SONIDOS-MEMORIA

Durante toda la noche
habían sonado explosiones.
Algunas cercanas y
otras alejadas.

Por Nancy Guzmán

Hacía un tiempo que no era extraño escuchar bombas por la noche, solo que esa noche eran demasiadas. No amanecía cuando los ruidos de helicópteros comenzaron a indicar que no sería un día común.


Cerca de la hora que los niños y los trabajadores pasaban a sus jornadas comenzaron a escucharse murmullos, carreras y frases sueltas: "no vayan al centro", otros preguntaban "¿qué está pasando?". Todos elucubraban un incierto panorama que sonaba a desgracia.


Valparaíso había amanecido muy nublado, algo frío, con esa llovizna suave y persistente que alcanzaba a mojar el piso, provocando un chirrido en las frenadas de los pocos autos que intentaban circular.


Rápidamente encendimos una radio y movimos nerviosos el dial buscando algún noticiero en todo el espectro del dial, solo en una emisora se podía escuchar sonidos de bandas militares.


Buscamos radios argentinas en la onda corta, pero aún no había ninguna información sobre Chile. Nerviosos, continuamos buscando emisoras que dijeran algo sobre lo que sucedía en la ciudad o en el país. Nada.

 
Todo indicaba que finalmente había llegado el día del que hablábamos en cada reunión, del que nadie sabía muy claro cómo sería y cuánto cambiaría nuestras vidas.


A medida que pasaban las horas comenzaron los primeros tableteos. Costó identificar ese sonido sordo, áspero, que se asemeja al golpeteo de dos tablas.

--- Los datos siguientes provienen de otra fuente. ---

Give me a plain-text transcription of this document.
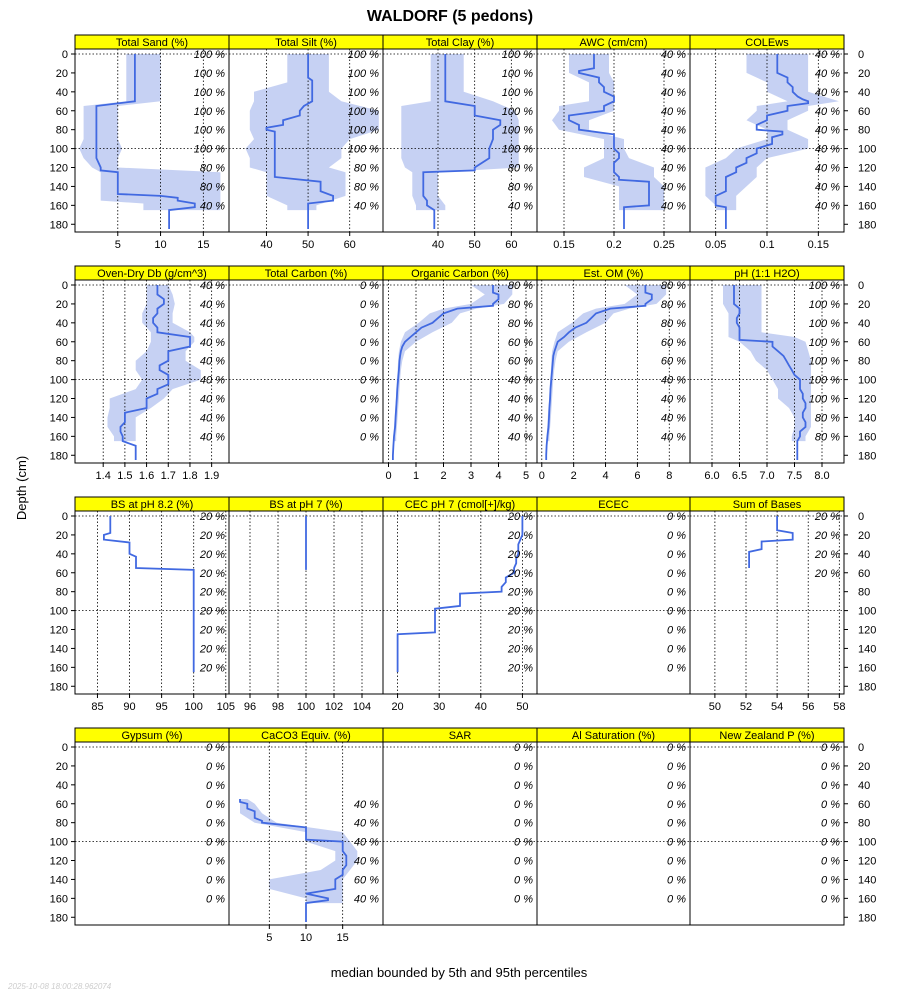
WALDORF (5 pedons)
Total Sand (%)
100 %
100 %
100 %
100 %
100 %
100 %
80 %
80 %
40 %
5	10	15
0
20
40
60
80
100
120
140
160
180
Total Silt (%)
100 %
100 %
100 %
100 %
100 %
100 %
80 %
80 %
40 %
40	50	60
Total Clay (%)
100 %
100 %
100 %
100 %
100 %
100 %
80 %
80 %
40 %
40 50 60
AWC (cm/cm)
40 %
40 %
40 %
40 %
40 %
40 %
40 %
40 %
40 %
0.15	0.2	0.25
COLEws
40 %
40 %
40 %
40 %
40 %
40 %
40 %
40 %
40 %
0.05	0.1	0.15
0
20
40
60
80
100
120
140
160
180
Oven-Dry Db (g/cm^3)
40 %
40 %
40 %
40 %
40 %
40 %
40 %
40 %
40 %
1.4 1.5 1.6 1.7 1.8 1.9
0
20
40
60
80
100
120
140
160
180
Total Carbon (%)
0 %
0 %
0 %
0 %
0 %
0 %
0 %
0 %
0 %
Organic Carbon (%)
80 %
80 %
80 %
60 %
60 %
40 %
40 %
40 %
40 %
0 1 2 3 4 5
Est. OM (%)
80 %
80 %
80 %
60 %
60 %
40 %
40 %
40 %
40 %
0 2 4 6 8
pH (1:1 H2O)
100 %
100 %
100 %
100 %
100 %
100 %
100 %
80 %
80 %
6.0 6.5 7.0 7.5 8.0
0
20
40
60
80
100
120
140
160
180
BS at pH 8.2 (%)
20 %
20 %
20 %
20 %
20 %
20 %
20 %
20 %
20 %
85 90 95 100 105
0
20
40
60
80
100
120
140
160
180
BS at pH 7 (%)
96 98 100 102 104
CEC pH 7 (cmol[+]/kg)
20 %
20 %
20 %
20 %
20 %
20 %
20 %
20 %
20 %
20	30	40	50
ECEC
0 %
0 %
0 %
0 %
0 %
0 %
0 %
0 %
0 %
Sum of Bases
20 %
20 %
20 %
20 %
50 52 54 56 58
0
20
40
60
80
100
120
140
160
180
Gypsum (%)
0 %
0 %
0 %
0 %
0 %
0 %
0 %
0 %
0 %
0
20
40
60
80
100
120
140
160
180
CaCO3 Equiv. (%)
40 %
40 %
40 %
40 %
60 %
40 %
5 10 15
SAR
0 %
0 %
0 %
0 %
0 %
0 %
0 %
0 %
0 %
Al Saturation (%)
0 %
0 %
0 %
0 %
0 %
0 %
0 %
0 %
0 %
New Zealand P (%)
0 %
0 %
0 %
0 %
0 %
0 %
0 %
0 %
0 %
0
20
40
60
80
100
120
140
160
180
median bounded by 5th and 95th percentiles
Depth (cm)
2025-10-08 18:00:28.962074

De a poco escuchamos: "¡son ametralladoras!. Están disparando a matar". Era cierto, las ametralladoras cortaban el aire una y otra vez y se entrelazaban con los sonidos de las aspas de los helicópteros.

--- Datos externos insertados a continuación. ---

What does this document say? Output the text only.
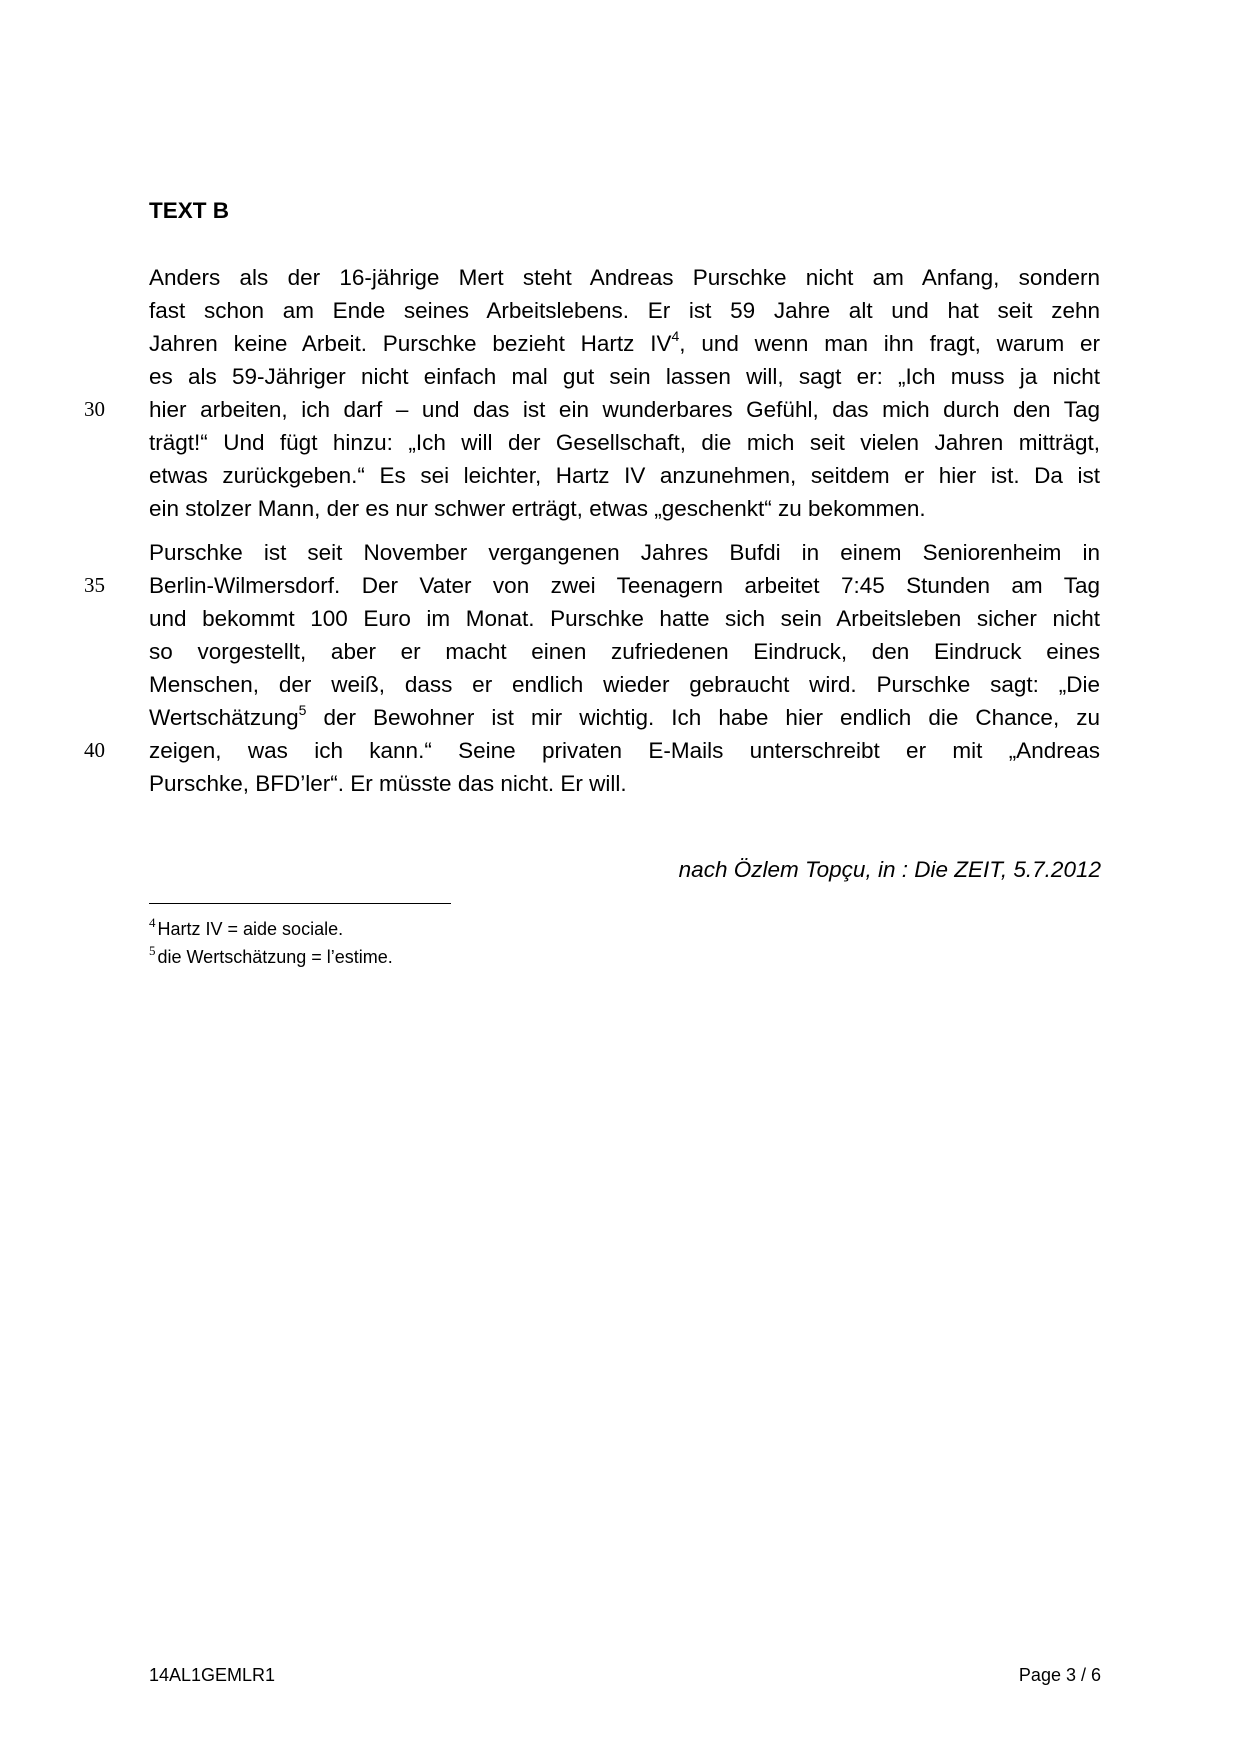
TEXT B
Anders als der 16-jährige Mert steht Andreas Purschke nicht am Anfang, sondern
fast schon am Ende seines Arbeitslebens. Er ist 59 Jahre alt und hat seit zehn
Jahren keine Arbeit. Purschke bezieht Hartz $IV^4$, und wenn man ihn fragt, warum er
es als 59-Jähriger nicht einfach mal gut sein lassen will, sagt er: „Ich muss ja nicht
30 hier arbeiten, ich darf – und das ist ein wunderbares Gefühl, das mich durch den Tag
trägt!“ Und fügt hinzu: „Ich will der Gesellschaft, die mich seit vielen Jahren mitträgt,
etwas zurückgeben.“ Es sei leichter, Hartz IV anzunehmen, seitdem er hier ist. Da ist
ein stolzer Mann, der es nur schwer erträgt, etwas „geschenkt“ zu bekommen.
Purschke ist seit November vergangenen Jahres Bufdi in einem Seniorenheim in
35 Berlin-Wilmersdorf. Der Vater von zwei Teenagern arbeitet 7:45 Stunden am Tag
und bekommt 100 Euro im Monat. Purschke hatte sich sein Arbeitsleben sicher nicht
so vorgestellt, aber er macht einen zufriedenen Eindruck, den Eindruck eines
Menschen, der weiß, dass er endlich wieder gebraucht wird. Purschke sagt: „Die
Wertschätzung$^5$ der Bewohner ist mir wichtig. Ich habe hier endlich die Chance, zu
40 zeigen, was ich kann.“ Seine privaten E-Mails unterschreibt er mit „Andreas
Purschke, BFD’ler“. Er müsste das nicht. Er will.
nach Özlem Topçu, in : Die ZEIT, 5.7.2012
$^4$ Hartz IV = aide sociale.
$^5$ die Wertschätzung = l’estime.
14AL1GEMLR1	Page 3 / 6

El murmullo aumentaba. Algunos decían que las bombas nocturnas habían derribado algunas sedes de partidos en el centro, otros hablaban que la marinería tenía la ciudad tomada y qué muy rápido comenzarían copar los cerros, que no habían micros ni taxis circulando, que en el centro habían puesto ametralladoras en las esquinas y que circulaban camiones con muchos detenidos tendidos sobre el piso. 

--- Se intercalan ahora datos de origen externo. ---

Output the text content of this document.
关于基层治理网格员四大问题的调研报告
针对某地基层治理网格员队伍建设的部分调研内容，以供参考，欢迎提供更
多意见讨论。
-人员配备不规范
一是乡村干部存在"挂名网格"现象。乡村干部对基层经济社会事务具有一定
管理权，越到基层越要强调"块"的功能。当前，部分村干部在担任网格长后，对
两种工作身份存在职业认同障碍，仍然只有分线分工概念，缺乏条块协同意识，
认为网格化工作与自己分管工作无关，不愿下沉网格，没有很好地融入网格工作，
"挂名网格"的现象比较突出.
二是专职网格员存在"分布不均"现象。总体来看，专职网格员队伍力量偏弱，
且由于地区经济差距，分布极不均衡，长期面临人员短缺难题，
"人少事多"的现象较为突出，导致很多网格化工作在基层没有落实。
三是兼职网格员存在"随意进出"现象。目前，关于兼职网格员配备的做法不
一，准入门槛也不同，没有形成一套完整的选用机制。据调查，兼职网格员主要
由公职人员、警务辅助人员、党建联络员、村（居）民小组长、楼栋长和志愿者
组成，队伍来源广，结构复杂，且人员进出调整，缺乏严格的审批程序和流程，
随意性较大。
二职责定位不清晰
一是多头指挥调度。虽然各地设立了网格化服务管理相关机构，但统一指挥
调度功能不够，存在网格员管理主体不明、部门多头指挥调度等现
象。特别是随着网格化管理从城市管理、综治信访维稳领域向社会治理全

Unos gritos a lo lejos rompieron el murmullo "Allende, Allende, el pueblo te defiende". La respuesta fue un nuevo tableteo.


A medida que aclaraba el panorama se oscurecía.


Cerca de las 10 de la mañana logramos sintonizar una radio de Mendoza que informaba el cierre de la frontera con Chile. Que se hablaba de fuertes enfrentamientos en las principales ciudades y Allende estaría dirigiendo la resistencia desde el Palacio de La Moneda.


Salí a comentar a los pocos que quedaban sobre estas informaciones, pero nadie se alegró. Parecía que la derrota había llegado igual que los helicópteros con su ruido de muerte.